The agency has concluded that low-dose cytarabine, off-label Vidaza (azacitidine, Celgene Corp.), best supportive care and clinical trials are the only options for elderly AML patients who are not fit for standard induction therapy.
"We had the choice of using either all of the above, in a dealer's choice design, where the physician could choose and advise the patients on what of these four options to take, or we could chose one in order to isolate the effect," Rombotis said.
Choosing just Dacogen seemed reasonable because, while Eisai failed to prove that Dacogen was better than the current options, the median survival was 2.2 months longer in the Dacogen-treated group than the group given the choice of cytarabine or supportive care.
"In essence, what that study proved is that Dacogen is not inferior to low dose Ara-C, and had it been a noninferiority study, it would have been approved," Becker said.
Cyclacel decided to make 70 years of age the cutoff for entering the SEAMLESS trial because its drug is so well tolerated. In the Phase II trial, sapacitabine was delivered for 12 cycles, three to six times the number that were tolerated or effective in trials for either Dacogen or Clolar.
"A drug that has even some toxicity, while perhaps effective, will not be tolerated. You will not be able to get enough cycles in to measure an effect on survival," Rombotis said.
When All Else Fails
Despite the FDA's apprehension about single-arm trials for elderly patients, the agency has been more lenient in using accelerated approvals for patients that have relapsed. Wyeth's (now Pfizer Inc.'s) Mylotarg (gemtuzumab ozogamicin) received an accelerated approval in 2000 based on observed response rate in 142 AML patients across three clinical trials
But Mylotarg was pulled off the market in 2010 after a confirmatory trial showed that adding the drug to chemotherapy led to a greater number of deaths compared with chemotherapy alone.
Ambit Biosciences Inc. hopes the FDA's experience with Mylotarg won't retard its chances for gaining accelerated approval for quizartinib in relapsed AML. The company is running a 333-patient single-arm trial measuring the activity of patients 60 years and older who have failed one treatment, as well as those 18 years or older who have failed two therapies.
Based on the data from the first 62 patients, Ambit is feeling pretty confident about quizartinib's chances. The drug induced a complete response in 40 percent of patients across both cohorts. "A 40-ish percent response rate is really unprecedented in this disease with a single agent," said Athena Countouriotis, Ambit's chief medical officer.
In addition to having a larger Phase II data set, Ambit will have something Mylotarg didn't have when gaining FDA approval: overall survival data, albeit without a comparator group.

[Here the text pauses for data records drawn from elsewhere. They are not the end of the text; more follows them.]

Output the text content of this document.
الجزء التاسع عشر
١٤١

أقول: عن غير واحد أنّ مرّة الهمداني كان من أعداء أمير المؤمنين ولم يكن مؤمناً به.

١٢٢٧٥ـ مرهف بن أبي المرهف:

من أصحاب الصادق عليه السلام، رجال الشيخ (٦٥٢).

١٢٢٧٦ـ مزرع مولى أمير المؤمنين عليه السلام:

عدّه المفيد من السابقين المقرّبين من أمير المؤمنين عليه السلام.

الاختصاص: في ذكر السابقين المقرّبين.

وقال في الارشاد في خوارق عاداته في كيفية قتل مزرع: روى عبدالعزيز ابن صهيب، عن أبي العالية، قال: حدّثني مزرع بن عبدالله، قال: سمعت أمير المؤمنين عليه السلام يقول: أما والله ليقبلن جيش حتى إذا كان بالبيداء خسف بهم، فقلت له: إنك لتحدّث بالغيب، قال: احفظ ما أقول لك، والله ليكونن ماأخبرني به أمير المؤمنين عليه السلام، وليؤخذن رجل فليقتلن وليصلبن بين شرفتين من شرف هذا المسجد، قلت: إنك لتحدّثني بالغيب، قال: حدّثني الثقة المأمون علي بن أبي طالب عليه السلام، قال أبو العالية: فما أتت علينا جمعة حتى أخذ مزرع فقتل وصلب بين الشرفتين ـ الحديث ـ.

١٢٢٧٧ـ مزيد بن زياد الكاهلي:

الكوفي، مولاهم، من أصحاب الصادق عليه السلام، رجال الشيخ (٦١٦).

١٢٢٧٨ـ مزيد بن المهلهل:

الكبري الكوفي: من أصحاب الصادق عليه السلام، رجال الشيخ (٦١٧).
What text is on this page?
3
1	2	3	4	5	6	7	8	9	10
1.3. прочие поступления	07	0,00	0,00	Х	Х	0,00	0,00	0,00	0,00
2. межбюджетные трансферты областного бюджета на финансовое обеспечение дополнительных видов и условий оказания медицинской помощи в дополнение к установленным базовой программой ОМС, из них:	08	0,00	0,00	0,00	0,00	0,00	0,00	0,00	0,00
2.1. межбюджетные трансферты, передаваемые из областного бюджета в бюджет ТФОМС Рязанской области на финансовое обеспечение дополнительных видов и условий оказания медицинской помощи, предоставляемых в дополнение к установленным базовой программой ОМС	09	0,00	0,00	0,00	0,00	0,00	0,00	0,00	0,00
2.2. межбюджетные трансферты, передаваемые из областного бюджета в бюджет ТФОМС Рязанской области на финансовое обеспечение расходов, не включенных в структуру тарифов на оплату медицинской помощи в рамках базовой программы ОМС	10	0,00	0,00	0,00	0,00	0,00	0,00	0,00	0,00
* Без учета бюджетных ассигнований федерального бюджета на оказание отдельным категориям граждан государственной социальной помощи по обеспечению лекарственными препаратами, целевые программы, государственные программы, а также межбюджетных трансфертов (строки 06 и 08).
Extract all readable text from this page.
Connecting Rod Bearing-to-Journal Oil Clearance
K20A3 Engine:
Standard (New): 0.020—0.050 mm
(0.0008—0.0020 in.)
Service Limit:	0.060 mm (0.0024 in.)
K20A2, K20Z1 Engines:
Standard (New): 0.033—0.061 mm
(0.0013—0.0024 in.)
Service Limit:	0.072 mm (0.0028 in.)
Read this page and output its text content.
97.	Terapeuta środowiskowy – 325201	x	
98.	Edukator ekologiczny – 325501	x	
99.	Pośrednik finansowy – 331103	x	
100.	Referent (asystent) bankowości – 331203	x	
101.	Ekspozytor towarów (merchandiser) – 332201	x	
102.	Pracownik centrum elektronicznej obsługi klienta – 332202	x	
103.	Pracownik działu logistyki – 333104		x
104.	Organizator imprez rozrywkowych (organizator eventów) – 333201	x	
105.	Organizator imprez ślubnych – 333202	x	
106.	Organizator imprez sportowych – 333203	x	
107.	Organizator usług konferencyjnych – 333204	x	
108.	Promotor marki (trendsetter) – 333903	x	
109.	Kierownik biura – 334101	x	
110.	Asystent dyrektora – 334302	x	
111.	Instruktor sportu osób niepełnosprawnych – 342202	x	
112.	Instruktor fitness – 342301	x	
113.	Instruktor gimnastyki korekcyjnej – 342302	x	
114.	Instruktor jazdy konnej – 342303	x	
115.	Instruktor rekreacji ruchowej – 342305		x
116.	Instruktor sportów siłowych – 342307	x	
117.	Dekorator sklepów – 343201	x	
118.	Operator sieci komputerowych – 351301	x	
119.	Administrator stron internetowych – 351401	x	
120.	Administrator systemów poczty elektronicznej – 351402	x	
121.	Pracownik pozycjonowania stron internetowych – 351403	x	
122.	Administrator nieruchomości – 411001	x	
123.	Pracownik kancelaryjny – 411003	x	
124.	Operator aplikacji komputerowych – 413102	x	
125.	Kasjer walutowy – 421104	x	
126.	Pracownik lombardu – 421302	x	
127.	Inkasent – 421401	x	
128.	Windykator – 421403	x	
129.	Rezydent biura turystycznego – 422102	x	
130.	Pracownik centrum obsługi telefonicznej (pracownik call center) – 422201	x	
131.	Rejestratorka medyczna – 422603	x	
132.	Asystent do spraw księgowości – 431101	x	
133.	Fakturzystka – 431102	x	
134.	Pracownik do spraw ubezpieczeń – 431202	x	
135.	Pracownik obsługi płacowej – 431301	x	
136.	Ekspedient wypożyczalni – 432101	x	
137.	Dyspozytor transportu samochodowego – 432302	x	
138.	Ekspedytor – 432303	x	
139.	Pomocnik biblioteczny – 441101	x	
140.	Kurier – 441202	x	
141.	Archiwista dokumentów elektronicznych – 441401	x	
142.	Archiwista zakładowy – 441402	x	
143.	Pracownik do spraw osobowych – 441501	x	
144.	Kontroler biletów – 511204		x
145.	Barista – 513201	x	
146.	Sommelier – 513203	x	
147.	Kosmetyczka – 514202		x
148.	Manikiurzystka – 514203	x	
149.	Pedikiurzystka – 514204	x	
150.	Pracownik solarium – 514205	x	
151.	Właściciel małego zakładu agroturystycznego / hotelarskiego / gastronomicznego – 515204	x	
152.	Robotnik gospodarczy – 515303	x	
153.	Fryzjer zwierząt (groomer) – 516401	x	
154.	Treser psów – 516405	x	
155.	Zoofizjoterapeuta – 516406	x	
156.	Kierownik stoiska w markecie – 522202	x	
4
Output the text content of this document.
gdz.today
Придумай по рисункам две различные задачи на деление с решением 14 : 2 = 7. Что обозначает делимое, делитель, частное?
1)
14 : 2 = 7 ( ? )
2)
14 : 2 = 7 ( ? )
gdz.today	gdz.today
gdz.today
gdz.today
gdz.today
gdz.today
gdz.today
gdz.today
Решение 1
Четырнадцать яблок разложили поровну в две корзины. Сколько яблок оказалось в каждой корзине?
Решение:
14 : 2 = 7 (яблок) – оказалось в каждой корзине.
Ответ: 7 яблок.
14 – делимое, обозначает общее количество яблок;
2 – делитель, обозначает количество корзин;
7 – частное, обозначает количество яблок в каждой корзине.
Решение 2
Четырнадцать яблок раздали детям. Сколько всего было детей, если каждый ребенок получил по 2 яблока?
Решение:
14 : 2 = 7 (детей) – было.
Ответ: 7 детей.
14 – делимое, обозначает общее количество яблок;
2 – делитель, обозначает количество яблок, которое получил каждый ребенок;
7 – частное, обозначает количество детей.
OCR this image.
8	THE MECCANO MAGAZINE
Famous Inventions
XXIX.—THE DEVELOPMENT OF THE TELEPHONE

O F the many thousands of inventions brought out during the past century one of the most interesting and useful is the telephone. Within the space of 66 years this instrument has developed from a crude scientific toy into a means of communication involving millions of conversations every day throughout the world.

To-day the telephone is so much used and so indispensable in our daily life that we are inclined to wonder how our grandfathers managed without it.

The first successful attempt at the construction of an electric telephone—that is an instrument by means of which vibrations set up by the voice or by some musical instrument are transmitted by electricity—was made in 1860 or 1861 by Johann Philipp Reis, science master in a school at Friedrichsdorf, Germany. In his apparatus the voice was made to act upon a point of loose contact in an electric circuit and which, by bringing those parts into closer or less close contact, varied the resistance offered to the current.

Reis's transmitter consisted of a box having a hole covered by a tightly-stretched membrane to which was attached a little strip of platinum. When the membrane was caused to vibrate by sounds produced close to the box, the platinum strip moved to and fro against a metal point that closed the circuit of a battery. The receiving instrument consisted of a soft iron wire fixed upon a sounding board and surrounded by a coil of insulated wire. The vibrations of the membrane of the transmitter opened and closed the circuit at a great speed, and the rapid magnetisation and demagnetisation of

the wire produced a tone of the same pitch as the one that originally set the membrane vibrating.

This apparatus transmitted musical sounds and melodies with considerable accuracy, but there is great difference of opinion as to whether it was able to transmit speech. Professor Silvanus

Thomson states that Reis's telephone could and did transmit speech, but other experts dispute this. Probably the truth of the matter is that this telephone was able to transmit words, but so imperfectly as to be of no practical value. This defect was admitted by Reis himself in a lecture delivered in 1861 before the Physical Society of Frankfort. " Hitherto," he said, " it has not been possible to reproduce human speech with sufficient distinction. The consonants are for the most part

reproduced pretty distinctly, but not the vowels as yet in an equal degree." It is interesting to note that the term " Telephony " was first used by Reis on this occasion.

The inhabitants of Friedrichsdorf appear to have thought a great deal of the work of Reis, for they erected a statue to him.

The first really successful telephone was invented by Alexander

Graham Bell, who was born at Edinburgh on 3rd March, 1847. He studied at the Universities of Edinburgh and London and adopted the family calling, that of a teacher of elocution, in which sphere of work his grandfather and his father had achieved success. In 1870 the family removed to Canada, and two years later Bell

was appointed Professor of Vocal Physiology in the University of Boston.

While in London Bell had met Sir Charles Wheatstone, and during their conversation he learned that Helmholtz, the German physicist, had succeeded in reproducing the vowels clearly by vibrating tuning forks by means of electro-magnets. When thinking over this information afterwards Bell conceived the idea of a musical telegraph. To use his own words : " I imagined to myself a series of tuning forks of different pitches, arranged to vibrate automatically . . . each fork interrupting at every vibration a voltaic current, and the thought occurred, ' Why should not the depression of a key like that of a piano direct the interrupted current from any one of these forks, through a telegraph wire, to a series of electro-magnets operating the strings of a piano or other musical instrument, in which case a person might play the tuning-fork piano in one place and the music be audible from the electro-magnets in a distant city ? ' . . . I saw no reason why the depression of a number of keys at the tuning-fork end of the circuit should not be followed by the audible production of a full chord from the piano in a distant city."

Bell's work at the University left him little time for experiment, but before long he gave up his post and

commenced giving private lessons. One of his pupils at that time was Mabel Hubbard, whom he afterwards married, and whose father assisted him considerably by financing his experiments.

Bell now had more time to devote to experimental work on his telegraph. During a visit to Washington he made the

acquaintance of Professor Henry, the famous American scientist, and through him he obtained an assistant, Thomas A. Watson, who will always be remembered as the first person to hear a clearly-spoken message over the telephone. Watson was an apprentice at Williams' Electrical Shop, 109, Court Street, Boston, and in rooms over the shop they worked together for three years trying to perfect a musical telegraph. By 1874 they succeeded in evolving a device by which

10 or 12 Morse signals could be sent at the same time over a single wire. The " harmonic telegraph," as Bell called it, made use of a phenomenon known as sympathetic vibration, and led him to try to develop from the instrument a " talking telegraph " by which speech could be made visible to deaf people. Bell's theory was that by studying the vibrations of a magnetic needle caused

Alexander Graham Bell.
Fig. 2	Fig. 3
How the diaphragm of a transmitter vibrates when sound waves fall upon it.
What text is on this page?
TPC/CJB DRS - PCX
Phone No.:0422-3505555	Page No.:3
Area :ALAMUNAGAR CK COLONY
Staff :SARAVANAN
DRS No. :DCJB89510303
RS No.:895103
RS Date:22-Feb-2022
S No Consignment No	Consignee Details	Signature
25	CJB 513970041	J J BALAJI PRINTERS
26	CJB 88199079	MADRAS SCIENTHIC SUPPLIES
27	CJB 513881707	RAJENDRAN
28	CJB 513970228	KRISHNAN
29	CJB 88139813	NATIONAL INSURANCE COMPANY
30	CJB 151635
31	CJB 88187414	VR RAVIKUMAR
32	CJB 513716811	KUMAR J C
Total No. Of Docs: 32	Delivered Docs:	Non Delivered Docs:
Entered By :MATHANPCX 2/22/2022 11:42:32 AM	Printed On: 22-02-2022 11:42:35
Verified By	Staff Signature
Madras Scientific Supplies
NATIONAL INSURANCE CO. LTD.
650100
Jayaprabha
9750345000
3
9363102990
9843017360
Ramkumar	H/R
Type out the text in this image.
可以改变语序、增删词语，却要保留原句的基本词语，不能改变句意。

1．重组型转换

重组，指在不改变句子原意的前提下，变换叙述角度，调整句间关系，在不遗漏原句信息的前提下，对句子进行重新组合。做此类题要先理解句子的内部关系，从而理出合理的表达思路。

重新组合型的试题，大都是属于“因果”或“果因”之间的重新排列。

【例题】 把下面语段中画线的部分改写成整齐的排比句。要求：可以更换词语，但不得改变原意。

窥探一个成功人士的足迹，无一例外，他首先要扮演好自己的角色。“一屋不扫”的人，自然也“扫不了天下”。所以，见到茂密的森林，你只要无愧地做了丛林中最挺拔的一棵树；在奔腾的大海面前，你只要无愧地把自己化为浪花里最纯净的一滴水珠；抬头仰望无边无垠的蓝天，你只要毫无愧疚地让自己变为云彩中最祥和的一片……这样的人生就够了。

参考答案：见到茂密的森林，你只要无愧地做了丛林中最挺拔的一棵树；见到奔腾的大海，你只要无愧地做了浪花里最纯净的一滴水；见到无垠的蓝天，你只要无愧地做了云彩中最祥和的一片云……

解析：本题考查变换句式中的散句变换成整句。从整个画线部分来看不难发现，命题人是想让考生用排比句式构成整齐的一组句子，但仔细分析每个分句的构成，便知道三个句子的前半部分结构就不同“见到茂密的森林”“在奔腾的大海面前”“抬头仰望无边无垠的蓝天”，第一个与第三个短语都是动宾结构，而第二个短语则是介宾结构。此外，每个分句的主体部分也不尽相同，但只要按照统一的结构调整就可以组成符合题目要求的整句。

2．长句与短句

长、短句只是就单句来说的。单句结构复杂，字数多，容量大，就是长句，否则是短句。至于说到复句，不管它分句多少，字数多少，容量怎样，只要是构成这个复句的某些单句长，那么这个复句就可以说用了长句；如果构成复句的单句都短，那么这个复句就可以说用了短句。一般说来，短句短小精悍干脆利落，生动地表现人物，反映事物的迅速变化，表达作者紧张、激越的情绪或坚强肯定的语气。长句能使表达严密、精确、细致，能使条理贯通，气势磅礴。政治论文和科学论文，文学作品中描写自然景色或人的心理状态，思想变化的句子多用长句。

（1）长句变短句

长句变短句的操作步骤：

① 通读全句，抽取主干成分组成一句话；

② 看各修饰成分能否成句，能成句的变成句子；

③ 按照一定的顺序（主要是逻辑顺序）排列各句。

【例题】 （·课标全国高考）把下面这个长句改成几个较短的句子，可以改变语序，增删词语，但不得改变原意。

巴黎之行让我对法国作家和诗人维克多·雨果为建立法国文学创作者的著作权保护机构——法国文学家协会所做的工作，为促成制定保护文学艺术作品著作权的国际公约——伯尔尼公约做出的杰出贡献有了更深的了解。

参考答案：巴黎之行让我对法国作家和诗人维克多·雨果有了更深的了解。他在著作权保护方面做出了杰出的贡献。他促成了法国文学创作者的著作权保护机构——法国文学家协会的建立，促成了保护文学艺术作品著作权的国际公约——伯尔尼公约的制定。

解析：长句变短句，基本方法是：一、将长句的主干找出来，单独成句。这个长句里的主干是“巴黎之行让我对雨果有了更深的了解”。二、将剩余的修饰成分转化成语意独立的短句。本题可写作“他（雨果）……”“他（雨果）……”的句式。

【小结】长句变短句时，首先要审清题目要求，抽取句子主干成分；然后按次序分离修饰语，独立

Ambit's excitement for quizartinib has to do with the drug's target, FLT3. Activating mutations in the gene, which occur in 30 percent of AML patients, are linked to lower overall survival. Overexpression of the protein occurs in an additional 25 percent of AML patients.
Countouriotis likens FLT3 to the Bcr-Abl gene fusion in chronic myeloid leukemia (CML) patients. Targeted treatment by Gleevec (imatinib mesylate, Novartis AG) and Sprycel (dasatinib, Bristol-Myers Squibb Co.) has increased the five-year survival rates of CML patients in the U.S. from 30 percent in 2000 to 89 percent in 2011.
First-generation FLT3 inhibitors had mild effects on AML, but Countouriotis said she believes that the higher activity of quizartinib will lead to increased response rates and overall survival.
Data from the Phase II trial are expected in the third quarter of 2012, and while Countouriotis said she's hopeful that results will be sufficient to convince the FDA to approve the drug, Ambit is prepared to run a Phase III trial to satisfy the agency. And besides, she pointed out, unmet need or not, the FDA is going to want to know that data are coming before issuing an accelerated approval.